Top-Extra Dezember 2023

und Haiku-Besprechung
von René Possél

 

SMS in der Kirche
was würde ich
Gott schreiben?

Eleonore Nickolay

 

gesammelt in einem reiher – morgenstille

Helga Stania

 

Totensonntag –
noch immer bügelt sie
seine Taschentücher

Marita Bagdahn

 

studienbeginn –
über der neuen stadt
der alte mond

Alexander Groth

 

schon siebzig
wie gut er noch aussieht
der Kirschbaum

Wolfgang Hölz

 

reihenhaussiedlung
neben der witwe zieht
kinderlachen ein

Tobias Tiefensee

 

Die Stille
nach dem Streit
so laut

Nicole Kullick

 

Leichenschmaus
beim Nachtisch
erstes Lachen

Wolfgang Hölz

 

Kein Anschluss
in der Telefonzelle
stehen Bücher

Dieter Gebell

 

die alten Menschen
schweigend
vor der Kirche

Elena Abendroth

 

Im November 2023 gingen für die Monatsauswahl Haiku heute 429 Kurzgedichte von 79 Autoren ein. René Possél bekam die Liste der Haiku alphabetisch geordnet ohne Autorennamen vorgelegt und wählte aus ihr 10 Texte als besonders gelungen aus. Die ausgewählten Texte stehen in einer von ihm gewählten Reihenfolge.

Zu einem der Haiku schrieb er die untere Besprechung.

SMS in der Kirche
was würde ich
Gott schreiben?

Eleonore Nickolay

Die Beobachtung, dass jemand in der Kirche eine SMS schreibt, hat dies Haiku vielleicht hervorgerufen.
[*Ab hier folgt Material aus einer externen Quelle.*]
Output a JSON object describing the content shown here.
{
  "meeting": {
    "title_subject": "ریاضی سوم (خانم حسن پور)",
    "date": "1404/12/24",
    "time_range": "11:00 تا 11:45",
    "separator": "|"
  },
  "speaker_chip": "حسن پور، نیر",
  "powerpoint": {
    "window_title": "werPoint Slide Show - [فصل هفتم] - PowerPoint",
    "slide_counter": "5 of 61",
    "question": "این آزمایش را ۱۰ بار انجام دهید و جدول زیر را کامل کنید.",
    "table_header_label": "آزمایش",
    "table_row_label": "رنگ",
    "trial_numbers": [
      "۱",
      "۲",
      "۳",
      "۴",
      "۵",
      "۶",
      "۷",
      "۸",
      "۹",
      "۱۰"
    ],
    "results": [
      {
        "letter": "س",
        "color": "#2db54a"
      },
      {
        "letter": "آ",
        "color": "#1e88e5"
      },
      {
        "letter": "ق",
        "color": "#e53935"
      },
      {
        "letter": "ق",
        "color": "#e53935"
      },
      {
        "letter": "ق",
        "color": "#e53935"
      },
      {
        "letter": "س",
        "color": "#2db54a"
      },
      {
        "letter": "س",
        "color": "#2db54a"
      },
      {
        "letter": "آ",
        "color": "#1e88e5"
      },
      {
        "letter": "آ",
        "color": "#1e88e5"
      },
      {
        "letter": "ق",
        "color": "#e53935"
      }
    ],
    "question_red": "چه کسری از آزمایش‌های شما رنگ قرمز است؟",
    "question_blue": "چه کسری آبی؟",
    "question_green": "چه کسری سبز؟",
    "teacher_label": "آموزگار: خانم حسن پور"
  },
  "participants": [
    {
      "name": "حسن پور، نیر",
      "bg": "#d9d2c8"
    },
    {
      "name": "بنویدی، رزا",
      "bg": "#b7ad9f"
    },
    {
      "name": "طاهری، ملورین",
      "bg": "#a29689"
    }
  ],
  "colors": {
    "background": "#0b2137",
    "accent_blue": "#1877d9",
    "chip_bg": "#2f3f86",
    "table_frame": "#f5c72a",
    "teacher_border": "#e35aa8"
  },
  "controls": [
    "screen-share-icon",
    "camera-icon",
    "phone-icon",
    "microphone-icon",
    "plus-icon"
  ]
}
Die Kirche ist gewöhnlich der Ort, an dem Menschen mit Gott sprechen, kommunizieren. Normaler Weise geschieht dies aber mündlich, im Gebet, und nicht im Schreiben; auch nicht in einer begrenzten Form …

SMS = „short message service“. Das ist ein bekannter Kurznachrichtendienst per Handy seit Ende der 80-er. Er überträgt Nachrichten und ist begrenzt auf 160 Zeichen. Das macht die Botschaften gedrängt und oft lakonisch.

Das Haiku bringt SMS und die Kommunikation mit Gott zusammen mit der Frage: Was würde ich Gott schreiben, wenn ich nur 160 Zeichen zur Verfügung hätte? Der Zwang dieser Form führt zu der Überlegung, Frage, was mir so wichtig ist, dass ich es Gott schreiben würde.

Es ist eine Haiku-like Frage. Auch das Haiku zwingt bekanntlich zur Kürze. Damit ist die Frage ebenso originell wie nachdenklich machend. Unter anderem darüber, wohin ich die SMS schicke…

Man könnte „SMS an Gott“ auch noch anders betrachten – wie Max Frisch mit einer der Fragen seines Fragebogens: „Gesetzt den Fall, Sie glauben an einen Gott: Kennen Sie Anzeichen dafür, dass er Humor hat?

Würde ich Gott eine SMS schreiben? Wenn ja, was? Und: Hat er Humor? Was, wie würde er antworten?